The radiomics score was another independently risk factor for predicting ALNM. Establishing a radiomics score with LASSO has demonstrated excellent results in predicting lymph node metastasis in papillary thyroid carcinoma [15], cervical cancer [16], pancreatic carcinoma [17], rectal cancer [18], and lung cancer [19]. Radiomics characteristics are closely related to the microstructure and biological behavior of the tumors [16]. The radiomics score is based on the high-dimensional and statistical features, which were extracted from primary breast tumors. In this study, two radiomics features were used to calculate the radiomics score. These features represent the texture information of tumors, which is highly associated with tumor heterogeneity [20].
Age and spicule also showed a significant relationship with ALNM, which is consistent with previous research [7].The rapid tumor growth rate exceeds the nutritional capacity of its blood supply, which is a possible reason of tumor glitch. A glitch is an invasion of the cell edge caused by factors external to the cell, which is often associated with rapid tumor growth and metastasis of breast cancer.

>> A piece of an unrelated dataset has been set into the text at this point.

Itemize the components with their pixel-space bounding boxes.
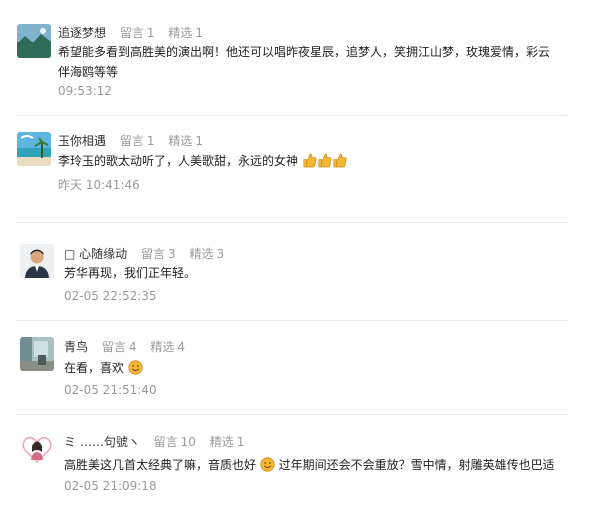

More noteworthy was the risk stratification of the nomogram, which increased its clinical utility. For patients with low risk, we did not recommend to perform axillary lymph node dissection, but regular ultrasound follow-up, in order to reduce the surgical wound area and reduce the incidence of postoperative complications. For high-risk patients, we suggested that sentinel lymph node biopsy was not necessary and axillary lymph node dissection could be performed directly, thus reducing the intraoperative waiting time of patients and providing sufficient time for doctors to formulate reasonable preoperative surgical methods.
Our study represents a preliminary test of our underlying hypothesis and has several limitations including a retrospective design.
First, this study included a small number of patients from a single institution. Multi-institutional prospective studies would help to verify the results. Additional studies with longer follow-up and a larger population are needed to confirm the clinical utility of the nomogram. Second, the extraction of primary tumor features was semi-automatic segmentation, whether it was DCE-MRI or radiomics, which had errors to a certain extent. In the future, more prepared image acquisitions could be performed with fully automatic segmentation methods that have already been applied[21, 22]. Third, tumor hypoxia can be estimated by hypoxic imaging techniques. The correlation between tumor hypoxia and molecular markers is a potential and interesting research on ALNM. Finally, integrating DCE-MRI-based heterogeneity with tumor histopathology and molecular subtypes holds the promise for better ALNM prediction and improved clinical decision making for individual patients.